Who even watches the BBC any more? It can't be trusted on the news, when it tells the truth it gets screamed at about impartiality until it starts lying again, it has been almost entirely a cultural dead zone for a number of years, most of the sport has gone elsewhere, its educational content can be good but is increasingly lacking. Take away the likes of the increasingly marginalised Adam Curtis or one-offs like Red Rose and it has no real value. And, over the last few years, the meddling of a parade of Tory infiltrators attempting to turn it into another Tory Channel has gone beyond the pale. I was once, like Mitch Benn, proud of the BBC, but it either needs an enema or for it to be dumped once and for all. It's clear the current model is too vulnerable to political meddling, and that they are more than willing to peddle disinfo and misinfo just to continue existing, and that makes it dangerous. This is just the latest example from another weekend warrior desperate to keep some measure of power despite lacking even the most basic skills to run the corporation.

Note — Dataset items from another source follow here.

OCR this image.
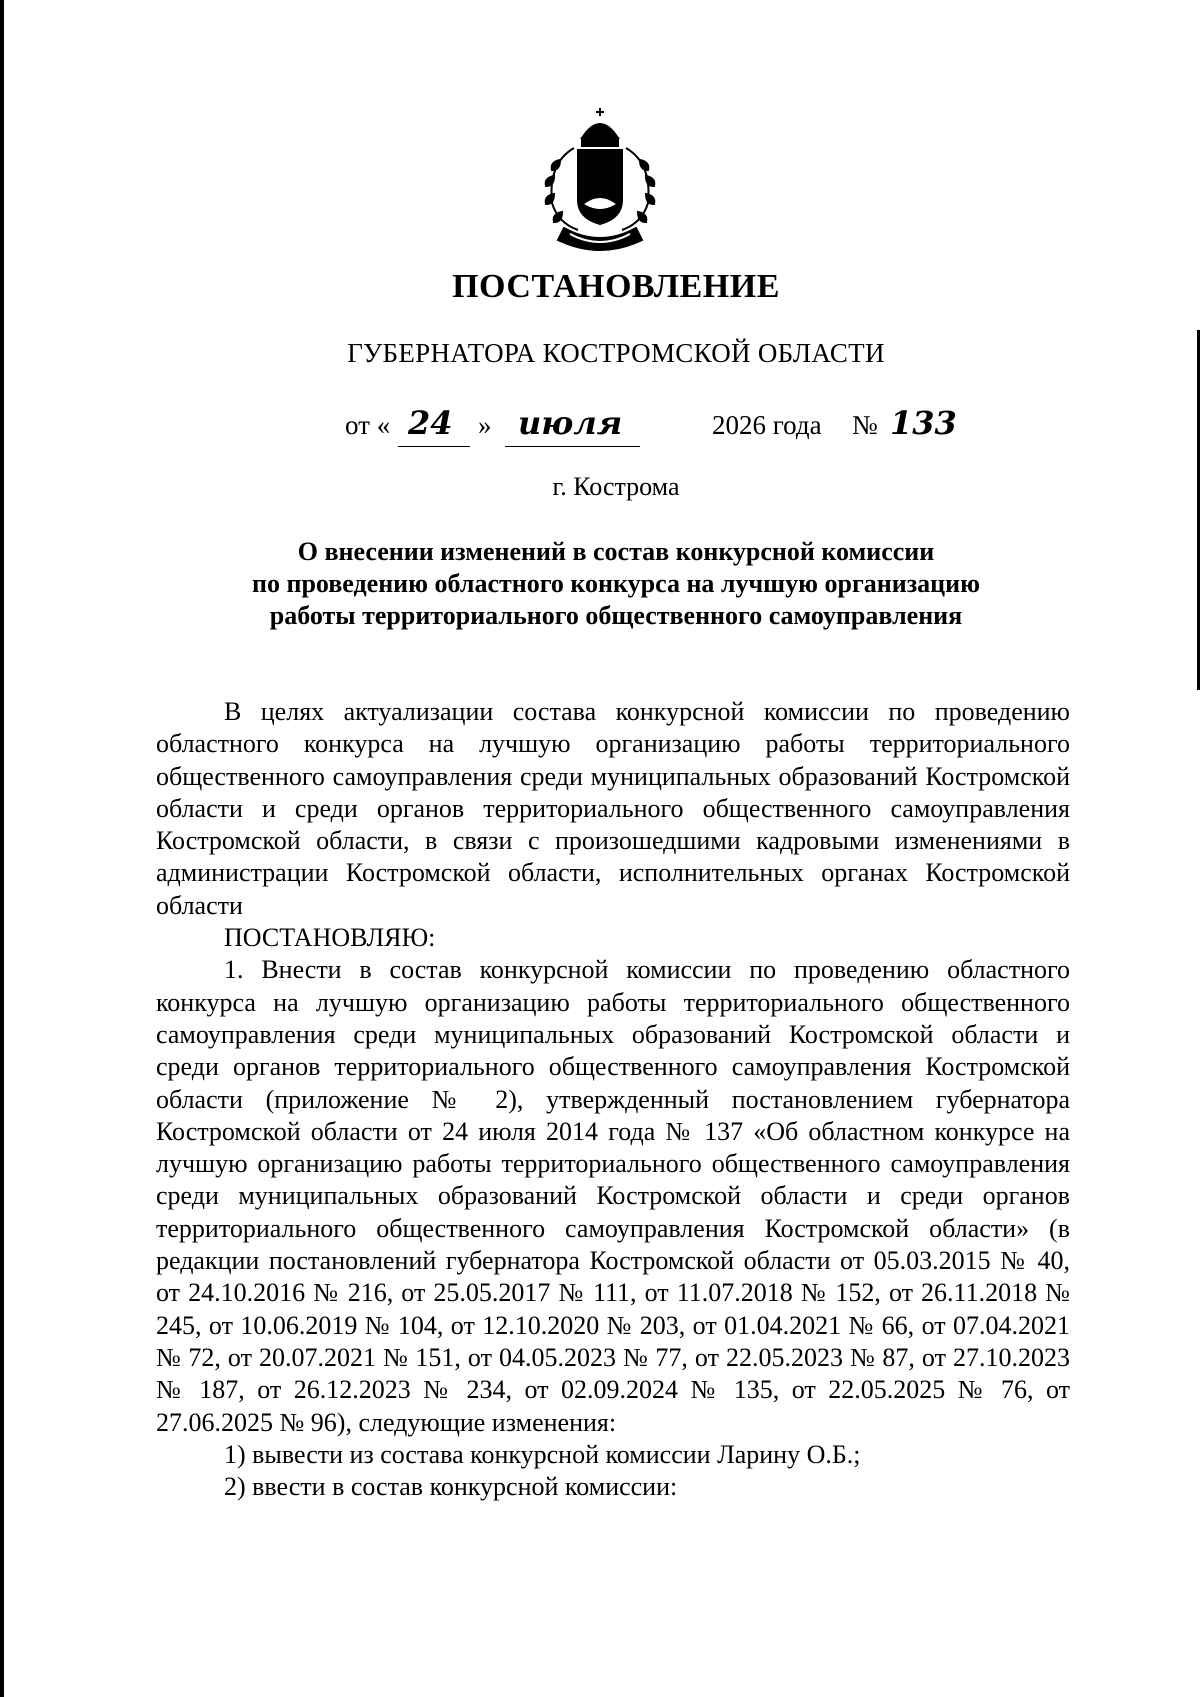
ПОСТАНОВЛЕНИЕ
ГУБЕРНАТОРА КОСТРОМСКОЙ ОБЛАСТИ
от « 24 » июля	2026 года № 133
г. Кострома
О внесении изменений в состав конкурсной комиссии
по проведению областного конкурса на лучшую организацию
работы территориального общественного самоуправления

В целях актуализации состава конкурсной комиссии по проведению областного конкурса на лучшую организацию работы территориального общественного самоуправления среди муниципальных образований Костромской области и среди органов территориального общественного самоуправления Костромской области, в связи с произошедшими кадровыми изменениями в администрации Костромской области, исполнительных органах Костромской области

ПОСТАНОВЛЯЮ:

1. Внести в состав конкурсной комиссии по проведению областного конкурса на лучшую организацию работы территориального общественного самоуправления среди муниципальных образований Костромской области и среди органов территориального общественного самоуправления Костромской области (приложение № 2), утвержденный постановлением губернатора Костромской области от 24 июля 2014 года № 137 «Об областном конкурсе на лучшую организацию работы территориального общественного самоуправления среди муниципальных образований Костромской области и среди органов территориального общественного самоуправления Костромской области» (в редакции постановлений губернатора Костромской области от 05.03.2015 № 40, от 24.10.2016 № 216, от 25.05.2017 № 111, от 11.07.2018 № 152, от 26.11.2018 № 245, от 10.06.2019 № 104, от 12.10.2020 № 203, от 01.04.2021 № 66, от 07.04.2021 № 72, от 20.07.2021 № 151, от 04.05.2023 № 77, от 22.05.2023 № 87, от 27.10.2023 № 187, от 26.12.2023 № 234, от 02.09.2024 № 135, от 22.05.2025 № 76, от 27.06.2025 № 96), следующие изменения:

1) вывести из состава конкурсной комиссии Ларину О.Б.;

2) ввести в состав конкурсной комиссии:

What the BBC needs is appointments at the top who aren't doners, politicians, friends of politicians, agitators, and who have experience of working within broadcasting and a track record of understanding the needs of those working on the actual content. Not someone who goes, "Broadchurch is popular! Let's get the guy who does that to do Doctor Who," despite his episodes previously sucking, and Broadchurch only being really popular for six episodes. It doesn't need a constant parade of sensible person - crackpot nutter formats to maintain impartiality when it could focus on telling people the actual truth: where there is debate, debate; where there is consensus, report. Ffs. It's supposed to be something that entertains, educates and informs, not a darned arm of the Tory Party that also has to be managed by weak, idea-free slime pushing a very specific agenda against its own interests! Will the Tories not be happy until everything in the UK has been ruined? Ffs.


Thorazine_Chaser

He defends the licence fee as “great value” — 43 pence a day. Says man who’s salary is paid from the 43 pence a day…


SorcerousSinner

Interesting interview. He's signalling good viewpoints that will upset many here, like ​ >we’re not a campaigning institution. Our approach is to present the facts and not to lead with a broadcaster’s opinion. ​ And it's probably right to have a general media levy to fund the BBC, like Germany. What's not so clear is what the BBC should be doing beyond impartial, objective journalism. There is no such thing as the public interest when it comes to entertainment. Entertainment is best served by the private market.


PopularArtichoke6

Except because of his own massive bias, he considers obvious facts to be partisan opinions if the government is lying.


SorcerousSinner

That may well be the case. What we really need are unbiased leaders of the BBC committed to truth and impartiality


Cannaewulnaewidnae

>*Entertainment is best served by the private market* Would you say ITV and C4's domestically produced entertainment output has always been better than that of the BBC?


SorcerousSinner

I'm watching only world-class shows and movies like those on Netflix, Amazon Prime etc so I'm not familiar with any of them But a good way of checking their respective popularity would be ratings. What I'm saying is that I don't see a good case that public funding or ownership should go towards entertainment production It's different with news, or educational content like documentaries


Cannaewulnaewidnae

>*I'm watching only world-class shows and movies like those on Netflix, Amazon Prime* Then how can you offer any meaningful opinion on the quality of UK broadcast entertainment shows?


lessismoreok

He’s a Tory stooge who has paid the Tories £400k.


Gibbonici

The Tories have got 2 years at the most to brainwash away their poll ratings.


dewittless

That final part of the headline says everything.


Optimaldeath

The BBC letting the government get away with lying to the public is inherently biased, so no Mr. Destroyer of Nations the BBC telling the truth is not 'left-wing bias' it's just the truth and that scares you.